His gray eyes scan my face and I see there is a strand of hair obstructing his view. I want to whisk it away but only because it was annoying.

"Headache?" He asks, standing across from me. The table separates us.

"Yes," I want to nod but I know that wouldn't do me any good.

He stretches out his hand and places the back of his palm against my forehead. I jump. He pulls his hand away immediately.

"Sorry, I should have warned you. I wanted to check if you were running a temperature or something but you are fine. I am sure aspirin would do the trick."

"There's none available."

"Are you sure?" He asks.

"Yes, even if you do find any, it will be expired." 

"Don't be so pessimistic. The house is stocked with food, you never know, there might be drugs too."

"Good luck finding it." 

I know he is trying to be nice but the headache is driving me crazy and the last thing I want to do is have a conversation about whether or not there are drugs for me to use.

His eyes darken and I see him clamp up. I instantly feel bad. He has been nothing but nice to me and I have been ill-mannered and rude.

"I already checked the bathroom of my room. There was nothing there."

"Would you like some hot chocolate milk then? It will take a while before the food is ready." Caspian said.

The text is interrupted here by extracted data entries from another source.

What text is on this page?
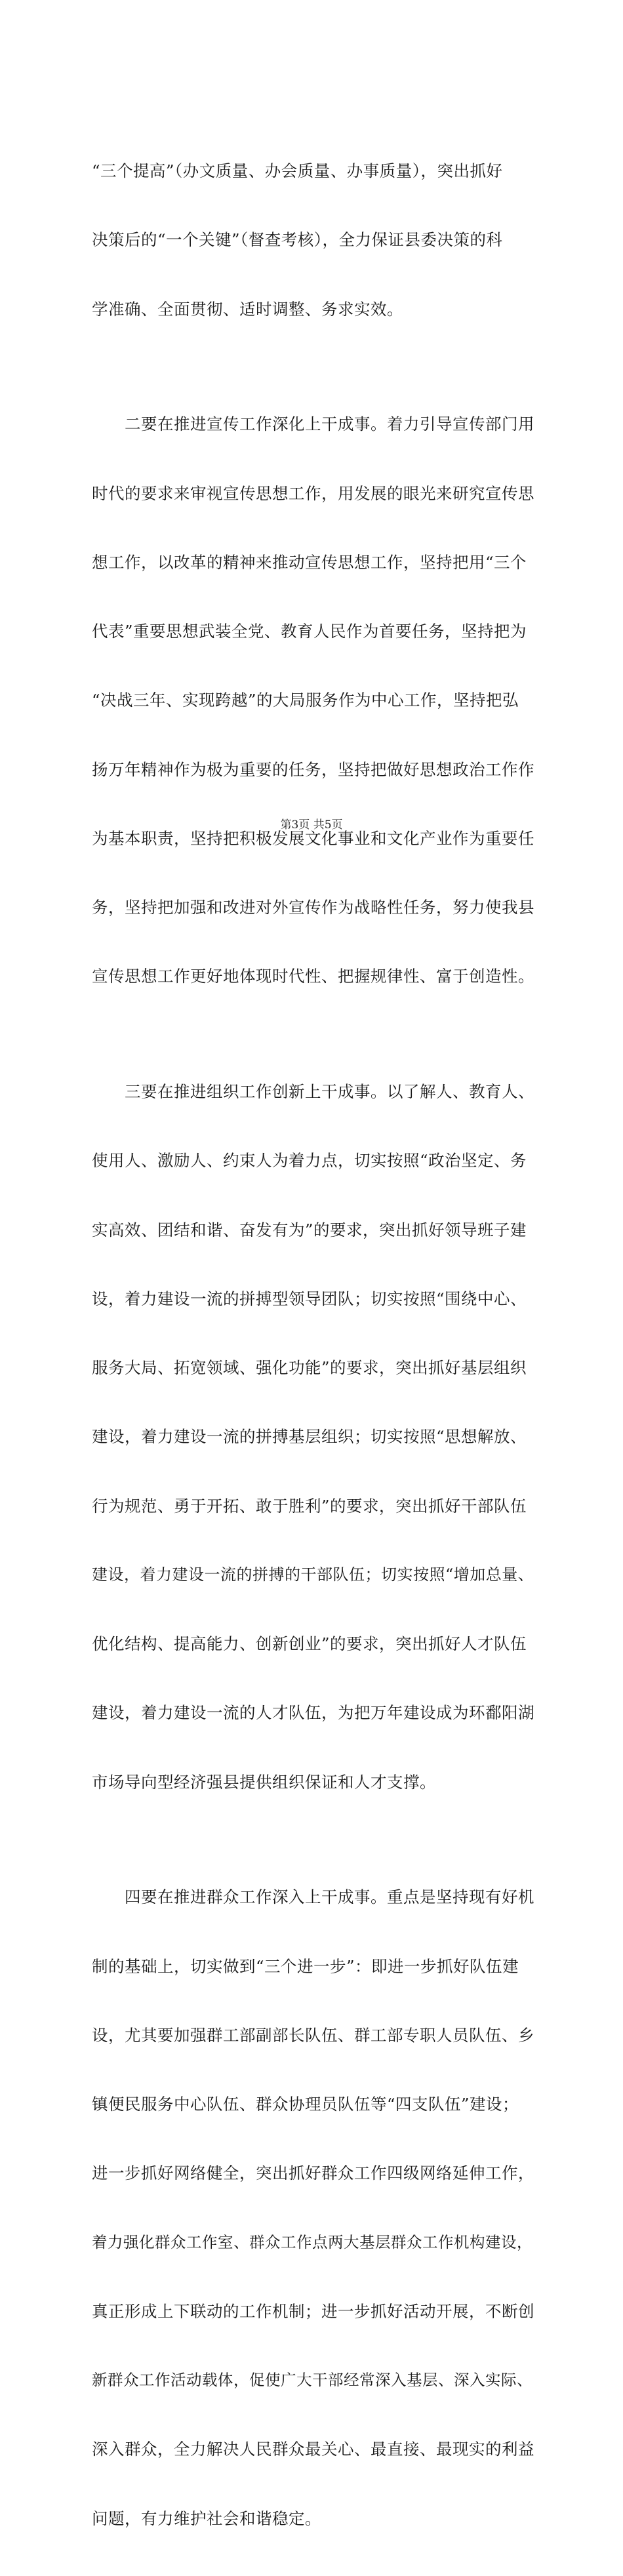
“三个提高”（办文质量、办会质量、办事质量），突出抓好

决策后的“一个关键”（督查考核），全力保证县委决策的科

学准确、全面贯彻、适时调整、务求实效。

　　二要在推进宣传工作深化上干成事。着力引导宣传部门用

时代的要求来审视宣传思想工作，用发展的眼光来研究宣传思

想工作，以改革的精神来推动宣传思想工作，坚持把用“三个

代表”重要思想武装全党、教育人民作为首要任务，坚持把为

“决战三年、实现跨越”的大局服务作为中心工作，坚持把弘

扬万年精神作为极为重要的任务，坚持把做好思想政治工作作

为基本职责，坚持把积极发展文化事业和文化产业作为重要任

务，坚持把加强和改进对外宣传作为战略性任务，努力使我县

宣传思想工作更好地体现时代性、把握规律性、富于创造性。

　　三要在推进组织工作创新上干成事。以了解人、教育人、

使用人、激励人、约束人为着力点，切实按照“政治坚定、务

实高效、团结和谐、奋发有为”的要求，突出抓好领导班子建

设，着力建设一流的拼搏型领导团队；切实按照“围绕中心、

服务大局、拓宽领域、强化功能”的要求，突出抓好基层组织

建设，着力建设一流的拼搏基层组织；切实按照“思想解放、

行为规范、勇于开拓、敢于胜利”的要求，突出抓好干部队伍

建设，着力建设一流的拼搏的干部队伍；切实按照“增加总量、

优化结构、提高能力、创新创业”的要求，突出抓好人才队伍

建设，着力建设一流的人才队伍，为把万年建设成为环鄱阳湖

市场导向型经济强县提供组织保证和人才支撑。

　　四要在推进群众工作深入上干成事。重点是坚持现有好机

制的基础上，切实做到“三个进一步”：即进一步抓好队伍建

设，尤其要加强群工部副部长队伍、群工部专职人员队伍、乡

镇便民服务中心队伍、群众协理员队伍等“四支队伍”建设；

进一步抓好网络健全，突出抓好群众工作四级网络延伸工作，

着力强化群众工作室、群众工作点两大基层群众工作机构建设，

真正形成上下联动的工作机制；进一步抓好活动开展，不断创

新群众工作活动载体，促使广大干部经常深入基层、深入实际、

深入群众，全力解决人民群众最关心、最直接、最现实的利益

问题，有力维护社会和谐稳定。

第3页 共5页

I blinked rapidly, his kindness bothered me. Surely, nobody can be this nice to you without expecting anything in return. Besides, I have nothing to give and I don't want to owe anyone.

"Yes, I will make it myself. You are busy." I said and jumped from the seat.

Big mistake.

For two full seconds, the world spins. I stagger, scrambling to find anything to hold on to. I grab the chair but it tumbles sideways and I am about to fall on my face.

I close my eyes as I brace myself for the pain. All I can think about is how my headache would worsen.